The horse’s name was Clive, and Abigail knew him, so at twilight she swept down to the paddock where the horses were munching their timothy hay and grain and drinking out of the trough that Bertie had broken the ice off for them; he was a good boy, Abigail thought, and took good care of the animals it was his job to care for. Though, she thought as she settled on the fence post closest to Clive, if you let the horses and dogs and sheep out to fend for themselves in the woods, they’d likely do just fine now that the men had hunted the bears and wolves to just about nothing.
“You didn’t tell me the girl could understand us,” Abigail said to him with no preamble. She and Clive were nearly the same age and had known each other ever since he was a colt who would wander into the big spruces out of curiosity.
“You didn’t ask,” Clive said around a mouth of grain. “And I didn’t think it mattered.”
“Well, it might,” Abigail said. “We’re trying to find a way to stop the train from being built.”
“Why?”
Abigail rolled her eyes owl-style, which is to say, she closed them all the way up from the bottom long enough for Clive to notice and then opened them again. “You tame animals. You think if you just keep letting the men do what they want, it’s going to end well for you?” She didn’t wait for a response. “Why, you ask? Because they’re collapsing our burrows and cutting our trees down. They’re scaring off and tramping down our food in places they always left to us. The train is pushing us out of our woods. And I worry that the next wood over, there’s going to be a train, and so on and so on.”
Clive seemed to think this over. “What do you want me to do?”
“I don’t know,” Abigail shook her wings out, disgusted, mostly with herself. “It’s not like you’re the one building the thing. I shouldn’t take it out on you. We’re just scared, Clive. And the foxes are going to take things into their own paws if we don’t figure something out.”
Clive just chewed for a minute.

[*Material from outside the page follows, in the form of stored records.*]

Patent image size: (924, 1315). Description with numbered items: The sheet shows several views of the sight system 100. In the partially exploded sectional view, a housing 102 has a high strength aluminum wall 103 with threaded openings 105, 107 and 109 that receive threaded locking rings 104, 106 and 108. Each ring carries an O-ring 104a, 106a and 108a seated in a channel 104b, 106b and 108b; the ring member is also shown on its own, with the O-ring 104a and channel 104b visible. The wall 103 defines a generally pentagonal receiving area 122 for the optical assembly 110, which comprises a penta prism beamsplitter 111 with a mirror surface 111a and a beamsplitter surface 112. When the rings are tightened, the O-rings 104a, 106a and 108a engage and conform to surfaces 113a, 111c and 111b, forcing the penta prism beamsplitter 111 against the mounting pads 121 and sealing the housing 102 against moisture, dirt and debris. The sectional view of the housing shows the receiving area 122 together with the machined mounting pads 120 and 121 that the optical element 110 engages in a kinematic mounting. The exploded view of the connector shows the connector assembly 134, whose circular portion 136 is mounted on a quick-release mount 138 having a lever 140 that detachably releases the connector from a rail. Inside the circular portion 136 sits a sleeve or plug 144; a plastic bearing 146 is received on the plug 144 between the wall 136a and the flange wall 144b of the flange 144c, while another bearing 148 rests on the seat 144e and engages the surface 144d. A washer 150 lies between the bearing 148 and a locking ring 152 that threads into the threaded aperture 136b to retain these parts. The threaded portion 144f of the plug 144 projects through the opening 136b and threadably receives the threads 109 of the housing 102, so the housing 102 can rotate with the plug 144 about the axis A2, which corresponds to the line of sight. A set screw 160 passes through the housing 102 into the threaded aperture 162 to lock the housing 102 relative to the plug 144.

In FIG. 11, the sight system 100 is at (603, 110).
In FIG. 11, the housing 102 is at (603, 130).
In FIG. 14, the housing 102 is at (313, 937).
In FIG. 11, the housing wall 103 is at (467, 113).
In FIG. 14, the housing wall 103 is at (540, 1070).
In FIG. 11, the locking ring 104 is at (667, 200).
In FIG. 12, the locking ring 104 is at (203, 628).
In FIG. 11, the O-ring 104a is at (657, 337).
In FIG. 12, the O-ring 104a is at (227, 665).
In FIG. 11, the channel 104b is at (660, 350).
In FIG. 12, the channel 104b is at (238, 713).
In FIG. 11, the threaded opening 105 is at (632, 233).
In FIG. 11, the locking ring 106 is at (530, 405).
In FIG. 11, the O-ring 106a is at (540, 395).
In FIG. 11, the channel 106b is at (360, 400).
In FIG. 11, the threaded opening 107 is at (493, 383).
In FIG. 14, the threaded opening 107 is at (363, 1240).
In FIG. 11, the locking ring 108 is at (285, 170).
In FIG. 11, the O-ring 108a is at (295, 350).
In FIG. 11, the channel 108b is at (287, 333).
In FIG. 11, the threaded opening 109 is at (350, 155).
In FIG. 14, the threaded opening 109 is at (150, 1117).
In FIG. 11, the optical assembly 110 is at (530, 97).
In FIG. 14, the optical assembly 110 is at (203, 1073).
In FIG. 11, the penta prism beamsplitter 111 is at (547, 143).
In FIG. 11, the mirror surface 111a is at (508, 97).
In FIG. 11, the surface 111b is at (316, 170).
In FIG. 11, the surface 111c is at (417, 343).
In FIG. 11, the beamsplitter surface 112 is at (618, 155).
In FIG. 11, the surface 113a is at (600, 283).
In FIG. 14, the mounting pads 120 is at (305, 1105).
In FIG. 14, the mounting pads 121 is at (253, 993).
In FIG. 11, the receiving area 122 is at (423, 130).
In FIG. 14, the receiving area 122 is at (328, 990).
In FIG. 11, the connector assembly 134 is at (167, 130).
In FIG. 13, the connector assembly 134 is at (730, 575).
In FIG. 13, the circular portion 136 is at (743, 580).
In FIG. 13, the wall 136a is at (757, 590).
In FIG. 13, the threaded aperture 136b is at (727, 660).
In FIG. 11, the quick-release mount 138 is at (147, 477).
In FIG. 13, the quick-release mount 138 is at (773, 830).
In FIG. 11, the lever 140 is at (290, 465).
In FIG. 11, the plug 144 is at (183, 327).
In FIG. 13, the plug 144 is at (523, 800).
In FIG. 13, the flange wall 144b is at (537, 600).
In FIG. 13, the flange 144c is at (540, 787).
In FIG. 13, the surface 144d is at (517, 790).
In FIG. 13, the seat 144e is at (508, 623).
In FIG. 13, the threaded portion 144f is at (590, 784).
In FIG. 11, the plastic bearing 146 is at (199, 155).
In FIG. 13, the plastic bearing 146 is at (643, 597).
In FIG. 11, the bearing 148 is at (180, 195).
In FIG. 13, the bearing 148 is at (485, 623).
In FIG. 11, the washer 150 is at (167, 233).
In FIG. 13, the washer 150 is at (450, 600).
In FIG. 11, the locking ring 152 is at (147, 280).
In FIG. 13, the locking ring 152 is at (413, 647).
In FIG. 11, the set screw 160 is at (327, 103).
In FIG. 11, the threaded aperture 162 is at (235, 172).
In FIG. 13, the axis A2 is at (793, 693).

The other horses were watching them sideways. “If you need me to tell Violet something for you, I can make her understand. Or if you want me to bring her to you so you can talk to her. I can’t make you understand her because she doesn’t speak our language. But somehow, she understands it, that’s for sure. She’s a good person, Abigail. Her and Bertie and their parents. Most folks in this village for that matter. The train is going to make their life better, they think, and that’s all they’re thinking about. That’s people for you. Their heads are like their roads—very straight, very narrow.”
Abigail nodded. “Thanks. Want a back scratch?”
“Aw, would you?” Clive nickered. In the winter with their long hair, the horses got itchy on their backs. Abigail was careful not to dig in with her talons. The other horses begged her, too, and chuckling, she jumped from one to another and walked up and down their backs until it was dark and time for them to sleep, and her to hunt.